Ok all joking aside, the aspects of the game play are simple. You control Alis with the standard 8 directional two-button controller as you navigate through the towns as well as the world-map. You'll have to face many perils in your quest for vengeance. Scavenger hunt for treasures, fight monsters to build up experience and Mesta (money) and find three other teammates - Esper (Noah) Dolph Lundgren of Rocky IV fame (Odin) and a talking cat that will fly you to final conflict after you find his nuts (Not kidding). Standard RPG elements include Attack, Skills, Items, Defend and Run. You will constantly have to travel back and forth from town to the world map to collect your burgers and colas for healing purposes (irony) and eventually upgrade your weapons and armor to tackle bigger and badder foes. On the world map there is freedom in movement, however in a town you'll have to stick to the designated walkways. There are shops for weapons and items (you'll have to decipher which is which) as well as little egg-shaped future homes that kind of look like those padded cells at nut-houses when you walk inside them. Sega was even kind enough to realize some towns are not up to par with current trends of etiquette housing and went ahead and threw in a ghetto-Ville or two. All of the people you encounter are pretty stiff until you actually bump into them ... then they're BIGGER STIFFS! (Most even cross their arms as if they only exist to assist you.) The most unique feature on here would be the animated battle scenes. There is a huge list of monsters you will encounter during game play. Also you have three different types of travel you will be able to access throughout the game including a Land rover, Hovercraft and your own Spaceship!

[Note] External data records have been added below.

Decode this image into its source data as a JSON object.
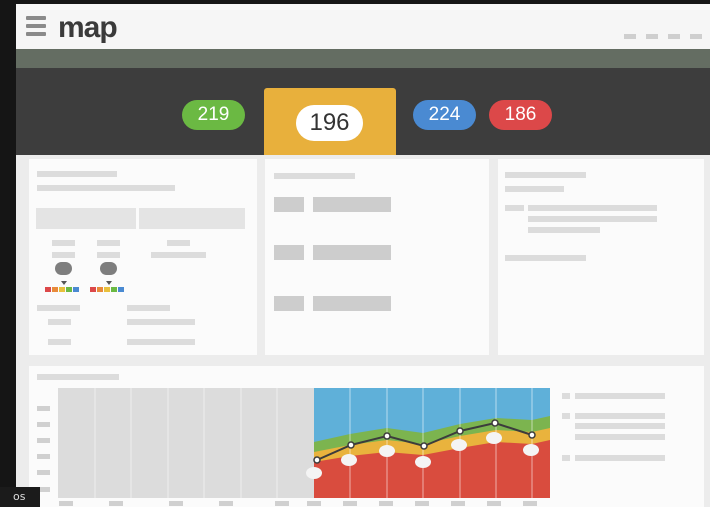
{
  "app": {
    "logo_text": "map"
  },
  "header": {
    "menu_icon": "hamburger-icon"
  },
  "scores": [
    {
      "label": "219",
      "color": "#6bb943"
    },
    {
      "label": "196",
      "color": "#e8b03c",
      "selected": true
    },
    {
      "label": "224",
      "color": "#4a8ad2"
    },
    {
      "label": "186",
      "color": "#dc4849"
    }
  ],
  "chart": {
    "bands": [
      "#d94c3e",
      "#e9b33d",
      "#7cb44f",
      "#5fb0d9"
    ],
    "trend_color": "#3c3c3c"
  },
  "corner": {
    "text": "os"
  }
}
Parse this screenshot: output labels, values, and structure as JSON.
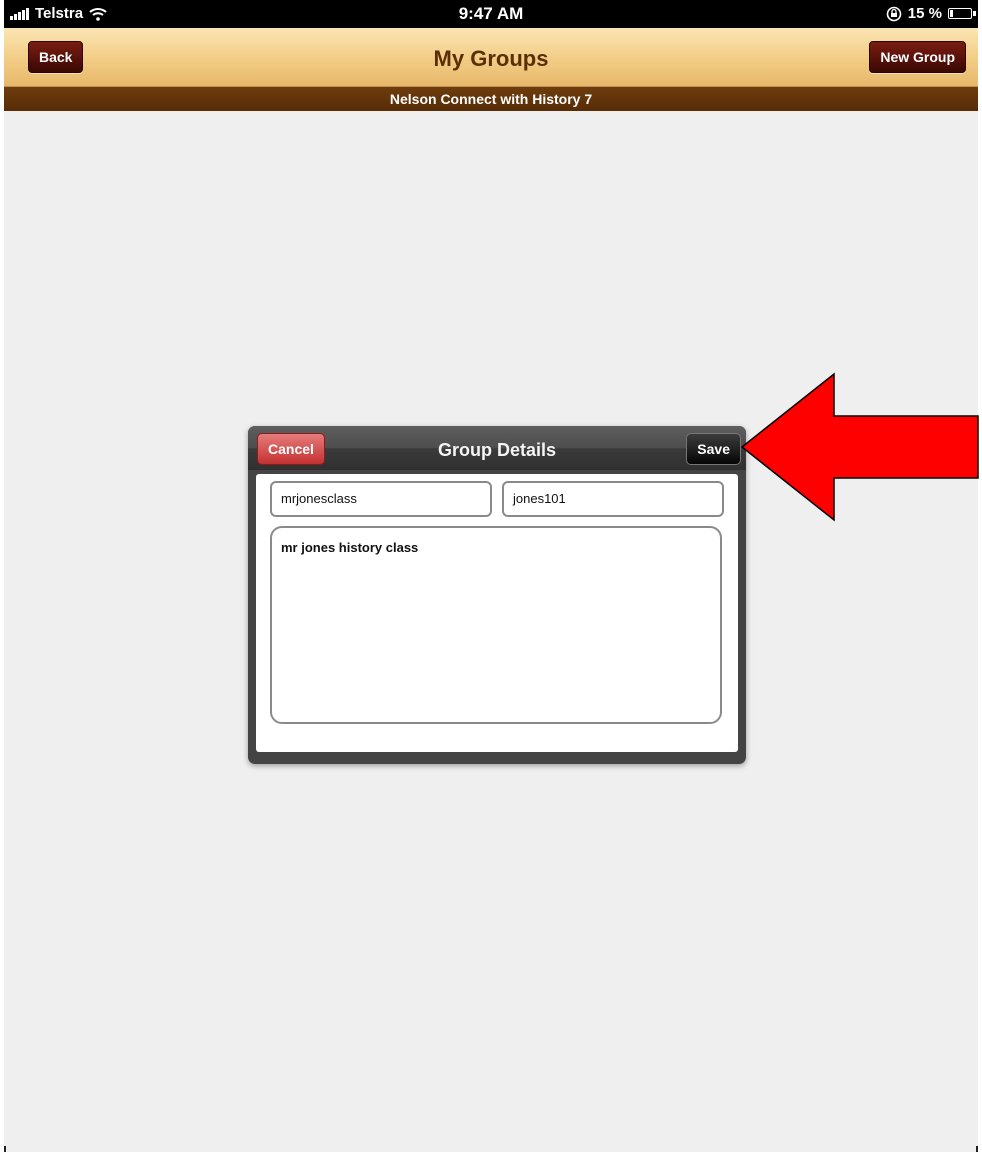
{
  "status_bar": {
    "carrier": "Telstra",
    "time": "9:47 AM",
    "battery": "15 %",
    "battery_level": 0.15
  },
  "nav": {
    "title": "My Groups",
    "back_label": "Back",
    "new_group_label": "New Group",
    "subtitle": "Nelson Connect with History 7"
  },
  "dialog": {
    "title": "Group Details",
    "cancel_label": "Cancel",
    "save_label": "Save",
    "group_name_value": "mrjonesclass",
    "password_value": "jones101",
    "description_value": "mr jones history class"
  },
  "annotation": {
    "arrow_color": "#ff0000",
    "arrow_target": "save-button"
  },
  "colors": {
    "nav_gradient_top": "#fbe6b4",
    "nav_title": "#5a2e06",
    "subbar": "#6e3c0d",
    "cancel": "#c43131"
  }
}
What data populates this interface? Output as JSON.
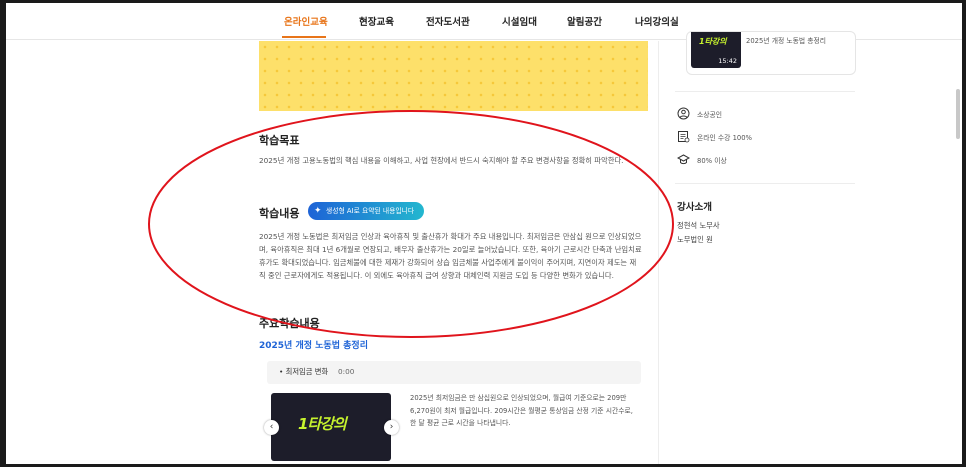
{
  "nav": {
    "items": [
      {
        "label": "온라인교육",
        "active": true
      },
      {
        "label": "현장교육",
        "active": false
      },
      {
        "label": "전자도서관",
        "active": false
      },
      {
        "label": "시설임대",
        "active": false
      },
      {
        "label": "알림공간",
        "active": false
      },
      {
        "label": "나의강의실",
        "active": false
      }
    ]
  },
  "objective": {
    "heading": "학습목표",
    "text": "2025년 개정 고용노동법의 핵심 내용을 이해하고, 사업 현장에서 반드시 숙지해야 할 주요 변경사항을 정확히 파악한다."
  },
  "content": {
    "heading": "학습내용",
    "ai_button": "생성형 AI로 요약된 내용입니다",
    "text": "2025년 개정 노동법은 최저임금 인상과 육아휴직 및 출산휴가 확대가 주요 내용입니다. 최저임금은 만삼십 원으로 인상되었으며, 육아휴직은 최대 1년 6개월로 연장되고, 배우자 출산휴가는 20일로 늘어났습니다. 또한, 육아기 근로시간 단축과 난임치료휴가도 확대되었습니다. 임금체불에 대한 제재가 강화되어 상습 임금체불 사업주에게 불이익이 주어지며, 지연이자 제도는 재직 중인 근로자에게도 적용됩니다. 이 외에도 육아휴직 급여 상향과 대체인력 지원금 도입 등 다양한 변화가 있습니다."
  },
  "key": {
    "heading": "주요학습내용",
    "link": "2025년 개정 노동법 총정리",
    "chapter_title": "최저임금 변화",
    "chapter_time": "0:00",
    "video_logo": "1타강의",
    "video_desc": "2025년 최저임금은 만 삼십원으로 인상되었으며, 월급여 기준으로는 209만 6,270원이 최저 월급입니다. 209시간은 월평균 통상임금 산정 기준 시간수로, 한 달 평균 근로 시간을 나타냅니다."
  },
  "sidebar": {
    "mini_card": {
      "logo": "1타강의",
      "duration": "15:42",
      "title": "2025년 개정 노동법 총정리"
    },
    "info": [
      {
        "icon": "person-icon",
        "text": "소상공인"
      },
      {
        "icon": "certificate-icon",
        "text": "온라인 수강 100%"
      },
      {
        "icon": "graduation-cap-icon",
        "text": "80% 이상"
      }
    ],
    "instructor_heading": "강사소개",
    "instructor_name": "정현석 노무사",
    "instructor_org": "노무법인 원"
  },
  "colors": {
    "accent": "#e8751a",
    "link": "#1e63d6",
    "annotation": "#e0141c",
    "banner": "#fde06a"
  }
}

Now moving on with the graphics, this title was very impressive at the time of its debut. It was very smart move for Sega to go that extra step to provide full-blown features and provide faces to the individuals you spoke with. It gave life to the communities, even though there are redundant environments, at that time that was just unspeakable and way too cool. What even blows me away to this day is that this was among the few handful of games to utilize the 3D dungeon exploration feature. Sure most of the dungeons are only colored bricks, and yes the pitfalls are so annoying (so say some, I however like to see people suffer) but it always feels like there is something new to discover within the contents of it. Also I shouldn't neglect to mention that it was one of the earlier games that provided ... cut scenes! They are cheap, but effective! (Did I mention the animated battle scenes).

The sound and music on this game are equally appealing. The melodies ring in your ears with no sense of nauseating, but rather stimulate your experience. The attacks feel forceful and the dodges make you squeal on both ends (hit or miss it's quite engaging). Melodies will make you hum also they interact well with your environment no matter what part of the solar system the music will always have it's place. All sounds on here are effective in breathing life into this universe.

Overall this game is a must have for all Master System fanboys and girls. Its innovative concepts are a true foundation to the standard role-playing game setting of today's overblown epics. In any case of the matter, I would love to pop in this game re-experience the joys of 8-bit glory heaven. Nuts included!